Taylor was designated for assignment by Seattle on January 15, 2025. He cleared waivers and was sent outright to Tacoma on January 21. In 24 games for Tacoma, Taylor batted .321 with five home runs, 14 RBI, and six stolen bases. On April 29, the Mariners selected Taylor's contract, adding him to their active roster as Dylan Moore went on the injured list. He batted 1-for-8 with one run in four games before the Mariners optioned him back to Tacoma on May 6 as Moore returned to the active roster.

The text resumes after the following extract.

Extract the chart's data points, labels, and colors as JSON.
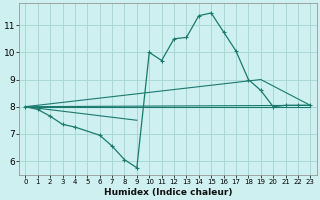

On January 15, 2026, the Mariners designated Taylor for assignment following the acquisition of Yosver Zulueta. He cleared waivers and elected to become a free agent on January 23.

===San Diego Padres===
On January 24, 2026, Taylor signed a minor league contract with the San Diego Padres. He began the regular season with the Triple-A El Paso Chihuahuas, batting .319/.406/.500 with seven home runs, 25 RBI, and nine stolen bases. On June 3, the Padres selected Taylor's contract, adding him to their active roster. Taylor hit his first MLB home run in a game against the Baltimore Orioles on June 13.

== Personal life ==
Taylor and his wife had their first child in 2024.

Growing up, Taylor was a fan of Chone Figgins and José Reyes. In 2022 with Buffalo, he credited Mallex Smith as a mentor.

Taylor's favorite video game is Call of Duty.